L’agente segreto (disponibile su MUBI) è un lucidissimo racconto politico che flirta con il cinema di genere, riuscendo a combinare il potente sguardo autoriale con rimandi al cinema popolare italiano, non solamente attraverso sparatorie grandguignolesche (sul finale) degne di Umberto Lenzi, ma anche con il riutilizzo (coltissimo e raffinato) delle tracce Guerra e Pace e Pollo e Brace, firmate da Ennio Morricone e contenute nel cult Grazie zia di Salvatore Samperi.

Questo dimostra la straordinaria capacità di elaborazione intertestuale da parte di Mendonça Filho, che non rinuncia nemmeno a una dimensione cinefila come riflessione sul rapporto tra immagini e realtà.

Narrativamente compatto e suddiviso in tre blocchi (Parte 1 - L’incubo del bambino, Parte 2 - Il professore, Parte 3 – La donazione del sangue), O agente secreto nel raccontare la vicenda di un ex docente universitario sotto copertura, in viaggio da San Paolo a Recife (siamo nel 1977 durante la dittatura militare) per ricongiungersi al figlio e poi espatriare, riesce a sviscerare il furore storico-politico di un’epoca e impiantarvi al suo interno una riflessione cinefila sulle immagini filmiche messe in relazione alla cronaca.

Jaws di Steven Spielberg viene citato letteralmente come amplificazione immaginifica e mitica di uno squalo tigre che nella vicenda viene catturato dopo aver fatto alcune vittime. La dicotomia fatto-invenzione diventa una delle cartine da tornasole per leggere il film, la manipolazione del reale, il suo archiviarlo, riscoprirlo, riascoltarlo, passando da una sua rappresentazione burocratizzata alle derive surrealiste con punte quasi horror.
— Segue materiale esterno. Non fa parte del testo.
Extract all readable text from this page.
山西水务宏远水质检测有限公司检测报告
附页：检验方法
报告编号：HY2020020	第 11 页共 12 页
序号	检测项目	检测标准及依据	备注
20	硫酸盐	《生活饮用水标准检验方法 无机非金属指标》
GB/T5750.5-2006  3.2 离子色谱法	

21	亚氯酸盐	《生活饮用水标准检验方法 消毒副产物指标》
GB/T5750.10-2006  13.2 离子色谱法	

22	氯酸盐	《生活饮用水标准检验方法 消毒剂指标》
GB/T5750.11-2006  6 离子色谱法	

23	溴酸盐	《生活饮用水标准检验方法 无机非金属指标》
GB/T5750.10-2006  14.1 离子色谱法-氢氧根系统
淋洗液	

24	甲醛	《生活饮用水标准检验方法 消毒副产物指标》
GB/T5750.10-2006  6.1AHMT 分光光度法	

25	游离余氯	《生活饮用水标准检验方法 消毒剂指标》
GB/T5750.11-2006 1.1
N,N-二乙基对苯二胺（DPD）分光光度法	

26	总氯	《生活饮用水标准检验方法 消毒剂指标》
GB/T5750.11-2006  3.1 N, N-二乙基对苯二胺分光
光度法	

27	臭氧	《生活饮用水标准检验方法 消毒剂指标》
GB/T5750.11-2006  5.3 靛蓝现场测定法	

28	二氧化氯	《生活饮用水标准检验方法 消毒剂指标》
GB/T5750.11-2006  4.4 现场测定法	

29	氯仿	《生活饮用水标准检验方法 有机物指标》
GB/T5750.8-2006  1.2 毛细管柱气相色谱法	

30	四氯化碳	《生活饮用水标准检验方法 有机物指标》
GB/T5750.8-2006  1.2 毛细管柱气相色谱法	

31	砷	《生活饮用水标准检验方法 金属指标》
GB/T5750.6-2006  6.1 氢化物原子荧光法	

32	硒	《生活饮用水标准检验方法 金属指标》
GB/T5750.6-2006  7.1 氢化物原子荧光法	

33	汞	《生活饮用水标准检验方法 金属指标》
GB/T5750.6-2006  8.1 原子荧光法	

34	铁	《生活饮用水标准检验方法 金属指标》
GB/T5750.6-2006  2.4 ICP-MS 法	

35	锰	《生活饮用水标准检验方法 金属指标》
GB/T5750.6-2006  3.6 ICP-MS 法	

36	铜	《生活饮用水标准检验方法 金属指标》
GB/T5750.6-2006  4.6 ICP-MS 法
Il noir brasiliano contemporaneo (vedi anche alla voce Motel destino di Karim Aïnouz , sempre su MUBI) ci immerge in una dimensione lacerata fra cronachismo e onirismo, spesso laida e torrida, dove il sesso diviene automaticamente segno di un abuso di potere o stanca pratica di un’inerte sopravvivenza.

L’agente segreto compendia il miglior cinema d’impegno politico alla Bressane con la deriva di genere, riuscendo a coniugare testa e pancia.